I just blew my nose and little bits of weed came out.
I can only get completely wasted and hungry two more times and then we're out of fritos.
We used a lit joint as a candle for her birthday cake
I literally put my pussy on his sideburns, it was awkward
There's a lil minaj in everyone
My boss just sent an employee on an hour long paid break to pick up weed for our 'staff meeting' tomorrow morning.
Babies are disgusting. I held one once. Then I washed my hands and rinsed my mouth out with wine.
Also, rendered a whole bar silent last night when I told a guy to take off his panties and take a shot out of my cleavage. Video to follow...
I am his drunk Jesus. I will love him from afar because he's my little lamb
I suppose we should both be prepared for the secret service to come visit us after this conversation. Hi NSA.
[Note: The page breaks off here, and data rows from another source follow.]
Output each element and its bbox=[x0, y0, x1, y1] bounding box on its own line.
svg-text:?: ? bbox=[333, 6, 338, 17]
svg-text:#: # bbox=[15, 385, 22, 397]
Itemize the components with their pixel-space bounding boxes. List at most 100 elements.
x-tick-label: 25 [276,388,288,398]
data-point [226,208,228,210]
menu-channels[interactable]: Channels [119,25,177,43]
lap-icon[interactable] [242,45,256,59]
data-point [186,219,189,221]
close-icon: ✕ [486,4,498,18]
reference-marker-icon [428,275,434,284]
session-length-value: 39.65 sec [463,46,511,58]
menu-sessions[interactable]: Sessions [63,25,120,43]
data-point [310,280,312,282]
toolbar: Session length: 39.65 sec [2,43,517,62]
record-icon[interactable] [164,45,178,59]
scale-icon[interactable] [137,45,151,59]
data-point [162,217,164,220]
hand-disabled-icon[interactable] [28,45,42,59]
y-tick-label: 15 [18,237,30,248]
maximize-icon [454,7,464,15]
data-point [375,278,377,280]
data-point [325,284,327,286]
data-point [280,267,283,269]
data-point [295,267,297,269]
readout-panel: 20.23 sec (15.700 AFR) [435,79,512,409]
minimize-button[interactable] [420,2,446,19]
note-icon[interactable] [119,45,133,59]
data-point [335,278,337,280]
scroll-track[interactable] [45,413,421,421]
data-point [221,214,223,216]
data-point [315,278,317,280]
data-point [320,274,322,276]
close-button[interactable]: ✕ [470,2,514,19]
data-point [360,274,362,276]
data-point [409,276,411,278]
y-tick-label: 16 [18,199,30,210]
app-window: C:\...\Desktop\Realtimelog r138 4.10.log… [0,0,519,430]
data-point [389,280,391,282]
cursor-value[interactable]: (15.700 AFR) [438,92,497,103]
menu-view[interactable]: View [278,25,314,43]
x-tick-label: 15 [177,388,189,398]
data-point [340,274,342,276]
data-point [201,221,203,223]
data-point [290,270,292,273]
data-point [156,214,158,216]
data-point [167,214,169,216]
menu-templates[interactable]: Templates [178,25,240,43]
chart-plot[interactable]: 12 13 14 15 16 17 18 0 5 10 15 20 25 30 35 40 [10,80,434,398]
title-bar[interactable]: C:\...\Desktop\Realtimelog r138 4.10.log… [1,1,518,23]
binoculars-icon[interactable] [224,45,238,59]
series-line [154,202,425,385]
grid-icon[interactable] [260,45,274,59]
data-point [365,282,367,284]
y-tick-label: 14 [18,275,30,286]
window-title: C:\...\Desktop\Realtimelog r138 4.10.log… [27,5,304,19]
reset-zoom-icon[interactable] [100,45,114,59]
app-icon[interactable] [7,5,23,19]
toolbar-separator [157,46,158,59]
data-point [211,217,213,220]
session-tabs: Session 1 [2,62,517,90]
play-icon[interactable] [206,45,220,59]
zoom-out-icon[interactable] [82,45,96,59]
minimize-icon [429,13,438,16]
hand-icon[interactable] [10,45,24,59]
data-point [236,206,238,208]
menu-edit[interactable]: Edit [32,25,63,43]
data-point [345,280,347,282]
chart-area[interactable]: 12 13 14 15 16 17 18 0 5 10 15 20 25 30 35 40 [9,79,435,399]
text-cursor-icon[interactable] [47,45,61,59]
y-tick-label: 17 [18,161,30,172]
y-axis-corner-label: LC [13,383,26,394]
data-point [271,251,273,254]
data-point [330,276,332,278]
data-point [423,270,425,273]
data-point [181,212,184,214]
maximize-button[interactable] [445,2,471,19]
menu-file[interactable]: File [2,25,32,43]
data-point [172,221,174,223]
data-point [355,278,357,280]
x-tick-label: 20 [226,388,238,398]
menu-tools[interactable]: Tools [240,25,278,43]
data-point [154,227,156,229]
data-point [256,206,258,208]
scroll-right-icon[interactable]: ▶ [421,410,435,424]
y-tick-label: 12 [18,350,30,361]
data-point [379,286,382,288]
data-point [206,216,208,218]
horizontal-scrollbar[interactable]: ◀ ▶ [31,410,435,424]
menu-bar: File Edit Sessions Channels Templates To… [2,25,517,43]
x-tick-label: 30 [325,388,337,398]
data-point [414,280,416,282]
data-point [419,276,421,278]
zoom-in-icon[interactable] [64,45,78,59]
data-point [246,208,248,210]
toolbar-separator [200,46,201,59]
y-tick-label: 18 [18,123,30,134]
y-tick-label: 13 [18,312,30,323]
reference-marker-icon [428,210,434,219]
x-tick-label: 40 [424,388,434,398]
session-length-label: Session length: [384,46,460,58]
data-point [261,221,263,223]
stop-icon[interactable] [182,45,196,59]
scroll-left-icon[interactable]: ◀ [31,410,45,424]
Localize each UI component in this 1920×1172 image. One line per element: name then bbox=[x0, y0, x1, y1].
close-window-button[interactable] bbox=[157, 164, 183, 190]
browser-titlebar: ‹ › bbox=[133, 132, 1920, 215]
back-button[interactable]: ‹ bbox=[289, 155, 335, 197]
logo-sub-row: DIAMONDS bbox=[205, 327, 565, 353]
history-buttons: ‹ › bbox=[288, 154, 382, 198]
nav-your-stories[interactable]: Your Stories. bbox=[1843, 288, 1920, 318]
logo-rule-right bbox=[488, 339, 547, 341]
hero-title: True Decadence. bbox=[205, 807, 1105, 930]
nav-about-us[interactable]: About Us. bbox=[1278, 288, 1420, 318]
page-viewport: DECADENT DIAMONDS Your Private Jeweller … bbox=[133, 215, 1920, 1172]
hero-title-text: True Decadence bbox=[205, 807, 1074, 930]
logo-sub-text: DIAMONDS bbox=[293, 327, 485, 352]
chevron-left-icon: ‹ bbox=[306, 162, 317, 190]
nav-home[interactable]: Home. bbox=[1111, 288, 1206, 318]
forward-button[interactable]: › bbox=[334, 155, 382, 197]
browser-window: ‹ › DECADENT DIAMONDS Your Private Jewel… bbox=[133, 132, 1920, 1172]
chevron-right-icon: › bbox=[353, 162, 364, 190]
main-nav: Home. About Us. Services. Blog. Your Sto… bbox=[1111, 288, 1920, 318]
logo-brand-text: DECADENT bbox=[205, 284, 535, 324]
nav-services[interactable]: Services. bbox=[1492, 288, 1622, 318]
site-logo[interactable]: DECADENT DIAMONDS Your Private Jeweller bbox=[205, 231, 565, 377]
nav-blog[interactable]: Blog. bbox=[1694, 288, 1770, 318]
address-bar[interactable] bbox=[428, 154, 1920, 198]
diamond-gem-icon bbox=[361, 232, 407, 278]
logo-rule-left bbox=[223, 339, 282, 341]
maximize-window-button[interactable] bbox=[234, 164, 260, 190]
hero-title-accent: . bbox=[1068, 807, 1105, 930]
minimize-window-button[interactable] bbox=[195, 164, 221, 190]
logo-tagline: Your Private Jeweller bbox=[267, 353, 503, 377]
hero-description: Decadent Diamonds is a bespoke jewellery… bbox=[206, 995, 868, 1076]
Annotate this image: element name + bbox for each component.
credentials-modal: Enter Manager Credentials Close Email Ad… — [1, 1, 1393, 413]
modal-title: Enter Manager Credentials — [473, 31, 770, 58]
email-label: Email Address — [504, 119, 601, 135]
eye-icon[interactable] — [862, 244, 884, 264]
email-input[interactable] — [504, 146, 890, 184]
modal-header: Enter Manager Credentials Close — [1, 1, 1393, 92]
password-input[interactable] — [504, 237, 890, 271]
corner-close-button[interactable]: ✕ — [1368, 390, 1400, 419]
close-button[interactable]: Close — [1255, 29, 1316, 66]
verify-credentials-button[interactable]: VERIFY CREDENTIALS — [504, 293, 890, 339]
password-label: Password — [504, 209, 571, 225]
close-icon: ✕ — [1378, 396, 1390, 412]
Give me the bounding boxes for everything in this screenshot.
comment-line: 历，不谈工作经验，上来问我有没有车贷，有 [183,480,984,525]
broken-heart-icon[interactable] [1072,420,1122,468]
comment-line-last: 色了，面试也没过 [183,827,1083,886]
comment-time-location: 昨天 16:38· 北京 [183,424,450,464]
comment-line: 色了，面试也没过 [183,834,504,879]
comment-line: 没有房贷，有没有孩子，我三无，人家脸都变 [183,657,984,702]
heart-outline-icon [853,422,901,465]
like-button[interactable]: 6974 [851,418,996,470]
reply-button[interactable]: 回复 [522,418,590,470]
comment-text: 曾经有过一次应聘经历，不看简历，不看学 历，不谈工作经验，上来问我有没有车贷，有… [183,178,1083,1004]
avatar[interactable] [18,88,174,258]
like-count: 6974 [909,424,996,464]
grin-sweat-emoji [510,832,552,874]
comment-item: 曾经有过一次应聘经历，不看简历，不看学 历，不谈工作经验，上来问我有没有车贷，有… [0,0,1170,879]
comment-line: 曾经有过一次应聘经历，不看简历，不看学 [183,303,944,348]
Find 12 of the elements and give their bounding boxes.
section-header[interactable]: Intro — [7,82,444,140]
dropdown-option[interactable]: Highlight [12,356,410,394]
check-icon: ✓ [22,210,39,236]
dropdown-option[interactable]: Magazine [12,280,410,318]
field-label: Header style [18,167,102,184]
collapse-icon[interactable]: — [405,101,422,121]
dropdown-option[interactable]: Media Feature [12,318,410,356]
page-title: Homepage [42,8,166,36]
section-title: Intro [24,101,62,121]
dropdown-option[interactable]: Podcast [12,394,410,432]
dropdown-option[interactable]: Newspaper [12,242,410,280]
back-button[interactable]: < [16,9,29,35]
And then I fed you egg rolls in bed as you were screaming I'm moving out
I'm high, watching "Scream" and eating a grilled cheese sandwich off my boobs. I'm not going anywhere
Come on, clusterfuck. Put on a pushup bra and get your fine ass to the bar, or you will be a sad single stoner forever
Believe me honey Imma fuck the discount out of at least one plastic surgeon in my life
I peed outside 4 times after the bar, safe to say I had great night
Well you could have stayed home, played house and got blow jobs all weekend babe, but we all have to live with our decision
She did what?
Who. The correct term is she did who.
Did you see him? The correct term is definitely what.